EUROPEAN FINANCING for the long awaited Odelouca reservoir in the Algarve continues to depend on the acceptance of Portuguese proposals for the alteration of the original construction plans.
While fully admitting the obvious and urgent need for the reservoir, especially considering the desperate drought conditions being experienced throughout the country and the Algarve in particular, the President of the European Parliamentary Commission for Regional Development, Gerardo Quecedo, said that environmental issues cannot be overlooked. He said: “It is necessary to find a balance between works of development and environmental considerations.”
Works on the reservoir were halted over two years ago, when the EU withdrew support after a complaint lodged by the League for the Protection of Nature. Recently, Gerardo Quecedo visited Odelouca, along with a Commission delegation at the invitation of Civil Governor, António Pina, and his Algarvean Eurodeputy, Jamila Madeira. The objective of the visit was to evaluate the possible application of EU funds in relation to the Odelouca project and to give delegates an opportunity to see, at first hand, the devastation caused by the forest fires of the past few summers.
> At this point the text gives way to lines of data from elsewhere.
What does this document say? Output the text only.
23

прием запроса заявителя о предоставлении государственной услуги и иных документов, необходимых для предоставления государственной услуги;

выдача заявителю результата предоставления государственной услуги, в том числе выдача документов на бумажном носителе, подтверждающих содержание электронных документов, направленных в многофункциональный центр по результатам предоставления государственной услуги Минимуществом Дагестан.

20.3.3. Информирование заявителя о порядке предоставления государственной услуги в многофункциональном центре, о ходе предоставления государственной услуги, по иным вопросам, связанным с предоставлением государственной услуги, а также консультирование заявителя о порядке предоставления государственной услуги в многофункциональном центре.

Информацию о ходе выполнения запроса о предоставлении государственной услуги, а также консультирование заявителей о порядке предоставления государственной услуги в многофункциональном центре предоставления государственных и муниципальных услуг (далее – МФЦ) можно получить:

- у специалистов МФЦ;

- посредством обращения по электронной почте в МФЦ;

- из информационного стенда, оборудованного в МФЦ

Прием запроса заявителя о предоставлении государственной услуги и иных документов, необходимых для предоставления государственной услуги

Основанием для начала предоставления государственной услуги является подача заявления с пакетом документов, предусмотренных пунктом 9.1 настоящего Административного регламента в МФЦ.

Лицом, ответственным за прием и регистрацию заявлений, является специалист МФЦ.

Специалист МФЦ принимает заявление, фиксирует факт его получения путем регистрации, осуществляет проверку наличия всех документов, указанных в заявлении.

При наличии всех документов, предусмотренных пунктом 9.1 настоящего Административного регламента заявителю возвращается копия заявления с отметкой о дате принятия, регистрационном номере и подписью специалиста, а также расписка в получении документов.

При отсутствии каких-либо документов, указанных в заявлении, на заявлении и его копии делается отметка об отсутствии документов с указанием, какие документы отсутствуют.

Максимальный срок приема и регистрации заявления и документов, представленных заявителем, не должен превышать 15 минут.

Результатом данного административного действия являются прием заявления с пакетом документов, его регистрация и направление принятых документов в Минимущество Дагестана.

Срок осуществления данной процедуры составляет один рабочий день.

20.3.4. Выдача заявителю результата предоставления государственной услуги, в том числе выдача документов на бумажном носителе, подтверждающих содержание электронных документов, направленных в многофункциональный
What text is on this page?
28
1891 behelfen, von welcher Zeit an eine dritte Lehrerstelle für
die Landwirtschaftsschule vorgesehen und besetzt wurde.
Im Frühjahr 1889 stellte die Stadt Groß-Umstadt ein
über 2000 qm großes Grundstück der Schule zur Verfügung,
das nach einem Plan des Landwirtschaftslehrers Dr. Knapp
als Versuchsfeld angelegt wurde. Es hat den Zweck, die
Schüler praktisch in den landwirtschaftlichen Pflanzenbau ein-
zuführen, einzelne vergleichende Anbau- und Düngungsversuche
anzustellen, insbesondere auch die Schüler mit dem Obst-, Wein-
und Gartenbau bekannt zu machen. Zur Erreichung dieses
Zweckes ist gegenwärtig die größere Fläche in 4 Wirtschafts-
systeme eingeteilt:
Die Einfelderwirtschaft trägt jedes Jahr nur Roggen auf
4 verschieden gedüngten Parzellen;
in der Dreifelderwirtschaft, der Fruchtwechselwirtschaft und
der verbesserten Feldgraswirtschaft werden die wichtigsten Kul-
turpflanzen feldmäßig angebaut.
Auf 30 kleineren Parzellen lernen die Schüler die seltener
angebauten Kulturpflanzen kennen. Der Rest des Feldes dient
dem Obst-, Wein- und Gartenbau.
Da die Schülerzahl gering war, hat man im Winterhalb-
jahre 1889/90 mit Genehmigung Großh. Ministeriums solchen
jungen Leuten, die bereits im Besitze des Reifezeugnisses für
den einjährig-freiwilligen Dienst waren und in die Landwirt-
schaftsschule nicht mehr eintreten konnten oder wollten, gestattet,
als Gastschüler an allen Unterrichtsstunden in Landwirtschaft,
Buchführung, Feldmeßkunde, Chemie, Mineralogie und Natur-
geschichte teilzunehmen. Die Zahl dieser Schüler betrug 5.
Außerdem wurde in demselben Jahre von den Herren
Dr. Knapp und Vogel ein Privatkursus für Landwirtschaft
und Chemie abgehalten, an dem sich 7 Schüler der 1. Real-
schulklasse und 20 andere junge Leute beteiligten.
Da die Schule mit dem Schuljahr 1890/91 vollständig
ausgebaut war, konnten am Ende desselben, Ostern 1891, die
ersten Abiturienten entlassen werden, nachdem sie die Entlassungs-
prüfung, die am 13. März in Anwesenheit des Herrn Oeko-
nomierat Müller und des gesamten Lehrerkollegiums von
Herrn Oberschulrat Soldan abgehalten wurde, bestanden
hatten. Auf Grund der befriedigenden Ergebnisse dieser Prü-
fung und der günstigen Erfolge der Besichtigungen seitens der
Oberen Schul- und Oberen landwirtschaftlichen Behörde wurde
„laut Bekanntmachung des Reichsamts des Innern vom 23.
This was particularly important, said Quecedo, for delegates coming from more northerly countries, who have little or no experience of such things. While giving no guarantees, Quecedo further said that he hoped the new proposals and alterations being put forward by Portugal for the Odelouca project would be acceptable to EU experts, so that work on the reservoir could resume “as soon as possible”.
The President of the Commission further confirmed that the Algarve would not lose the right to European development funding, despite the fact that the region had recently come out of the group of regions included among the poorest in the Union, where earnings per capita are less than 75 per cent of the European average. The Algarve’s exit from this group was caused by the enlargement of the EU to 25 member states and the consequent “statistical enlargement effect”.
Put more plainly, the Algarve only now comes to exceed the 75 per cent limit due to the entry of several poorer countries, which had the effect of lowering the European average. In view of this, the EU has created a provisionary support scheme for regions which now exceed the limit, but which would be below the limit when accounts are made in relation to the original 15 member states.
In addition to visiting Odelouca, the delegation also visited Barranco dos Velhos in the Serra do Caldeirão, the Caldas de Monchique and enjoyed a boat trip through the Ria Formosa nature reserve.